Ansicht der Finanzverwaltung

Die Finanzverwaltung sah in der Überlassung der Kleidungsstücke steuerpflichtigen Arbeitslohn, weil es sich nicht um typische Berufskleidung handelte. Die Kleidungsstücke erfüllten weder als Arbeitsschutzkleidung noch als Uniform (fehlendes Firmenlogo) objektiv eine berufliche Funktion (§ 3 Nr. 31 EStG, R 20 Abs. 1 Satz 3 LStR).  

 

Entscheidung des BFH

Das sah der BFH anders. Die Gestellung der Kleidungsstücke sei in erster Linie durch das eigenbetriebliche Interesse des Arbeitgebers veranlasst gewesen.
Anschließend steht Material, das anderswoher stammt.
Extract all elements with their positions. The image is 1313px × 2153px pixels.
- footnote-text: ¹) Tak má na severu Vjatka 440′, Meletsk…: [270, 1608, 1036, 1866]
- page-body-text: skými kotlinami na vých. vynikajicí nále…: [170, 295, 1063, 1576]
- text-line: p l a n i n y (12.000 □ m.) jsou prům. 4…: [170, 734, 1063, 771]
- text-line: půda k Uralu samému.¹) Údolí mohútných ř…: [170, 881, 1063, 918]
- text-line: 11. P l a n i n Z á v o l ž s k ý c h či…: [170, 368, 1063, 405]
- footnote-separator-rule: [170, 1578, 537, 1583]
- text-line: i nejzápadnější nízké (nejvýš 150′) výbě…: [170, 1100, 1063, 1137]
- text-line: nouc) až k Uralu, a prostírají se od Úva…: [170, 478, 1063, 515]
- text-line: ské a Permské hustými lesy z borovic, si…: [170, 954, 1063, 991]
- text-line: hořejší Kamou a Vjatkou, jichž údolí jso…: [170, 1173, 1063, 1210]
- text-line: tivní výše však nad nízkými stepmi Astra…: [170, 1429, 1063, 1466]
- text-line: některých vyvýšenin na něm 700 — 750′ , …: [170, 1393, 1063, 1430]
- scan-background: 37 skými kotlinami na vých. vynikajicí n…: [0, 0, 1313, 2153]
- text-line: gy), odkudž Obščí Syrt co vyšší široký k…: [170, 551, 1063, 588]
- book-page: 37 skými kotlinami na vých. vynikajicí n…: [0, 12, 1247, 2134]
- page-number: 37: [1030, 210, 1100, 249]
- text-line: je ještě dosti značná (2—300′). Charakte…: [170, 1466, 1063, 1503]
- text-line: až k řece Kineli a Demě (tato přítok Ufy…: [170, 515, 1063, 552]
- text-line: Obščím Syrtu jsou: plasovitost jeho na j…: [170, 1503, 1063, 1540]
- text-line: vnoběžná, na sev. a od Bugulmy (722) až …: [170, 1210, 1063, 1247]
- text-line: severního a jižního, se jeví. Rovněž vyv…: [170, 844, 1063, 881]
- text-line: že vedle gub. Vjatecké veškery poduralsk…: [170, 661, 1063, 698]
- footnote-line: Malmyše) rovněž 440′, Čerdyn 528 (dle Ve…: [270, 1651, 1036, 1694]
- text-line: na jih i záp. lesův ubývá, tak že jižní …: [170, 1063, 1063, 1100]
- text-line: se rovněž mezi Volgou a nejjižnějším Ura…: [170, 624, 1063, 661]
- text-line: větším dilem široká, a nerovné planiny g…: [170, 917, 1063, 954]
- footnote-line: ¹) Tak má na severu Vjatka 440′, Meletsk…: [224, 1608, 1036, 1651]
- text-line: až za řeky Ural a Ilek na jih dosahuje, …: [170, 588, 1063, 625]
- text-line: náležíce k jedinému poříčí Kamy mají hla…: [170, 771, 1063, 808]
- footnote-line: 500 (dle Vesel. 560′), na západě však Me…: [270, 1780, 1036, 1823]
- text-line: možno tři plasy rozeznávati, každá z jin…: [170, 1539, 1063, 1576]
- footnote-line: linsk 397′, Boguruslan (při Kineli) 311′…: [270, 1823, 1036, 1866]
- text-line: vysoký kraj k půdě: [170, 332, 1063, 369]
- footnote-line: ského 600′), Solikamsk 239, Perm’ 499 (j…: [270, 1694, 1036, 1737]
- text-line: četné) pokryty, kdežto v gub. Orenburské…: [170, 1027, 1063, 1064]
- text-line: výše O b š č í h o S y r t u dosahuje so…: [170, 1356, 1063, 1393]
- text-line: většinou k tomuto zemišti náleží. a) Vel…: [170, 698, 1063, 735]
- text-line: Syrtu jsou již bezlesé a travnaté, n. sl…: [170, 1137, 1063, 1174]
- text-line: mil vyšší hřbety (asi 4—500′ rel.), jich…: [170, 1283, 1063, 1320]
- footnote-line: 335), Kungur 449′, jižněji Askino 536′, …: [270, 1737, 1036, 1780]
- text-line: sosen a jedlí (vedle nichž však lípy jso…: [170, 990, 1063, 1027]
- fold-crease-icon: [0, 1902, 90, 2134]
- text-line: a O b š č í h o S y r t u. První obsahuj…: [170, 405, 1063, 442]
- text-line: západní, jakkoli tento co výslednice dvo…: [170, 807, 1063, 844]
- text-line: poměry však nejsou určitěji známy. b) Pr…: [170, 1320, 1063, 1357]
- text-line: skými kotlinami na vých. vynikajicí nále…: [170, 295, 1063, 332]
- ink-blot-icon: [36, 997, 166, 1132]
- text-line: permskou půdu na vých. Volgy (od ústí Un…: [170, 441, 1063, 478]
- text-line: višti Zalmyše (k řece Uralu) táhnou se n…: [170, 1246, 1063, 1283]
Entscheidend war, dass die Mitarbeiter keine Individualbekleidung entsprechend ihren persönlichen Wünschen erhielten, sondern eine Gemeinschaftsausstattung, die sich nicht aussuchen konnten und daher nicht unbedingt ihren Geschmack getroffen hat.  

 

Die in gewisser Weise uniformähnlichen Kleidungsstücke waren zudem weder besonders exklusiv noch teuer. Die jeweils zur Verfügung gestellte Anzahl gleichartiger Stücke sei auch nicht über das hinausgegangen, was für eine mit höherem Verschmutzungsrisiko einhergehende Arbeit erforderlich sei. 

 

Der BFH betonte außerdem, dass das Finanzamt nicht berechtigt sei, eine Lohnsteuerpflicht davon abhängig zu machen, ob auf den Kleidungsstücken ein Firmenlogo angebracht ist (Urteil vom 22.6.2006, Az: VI R 21/05; Abruf-Nr. 062875).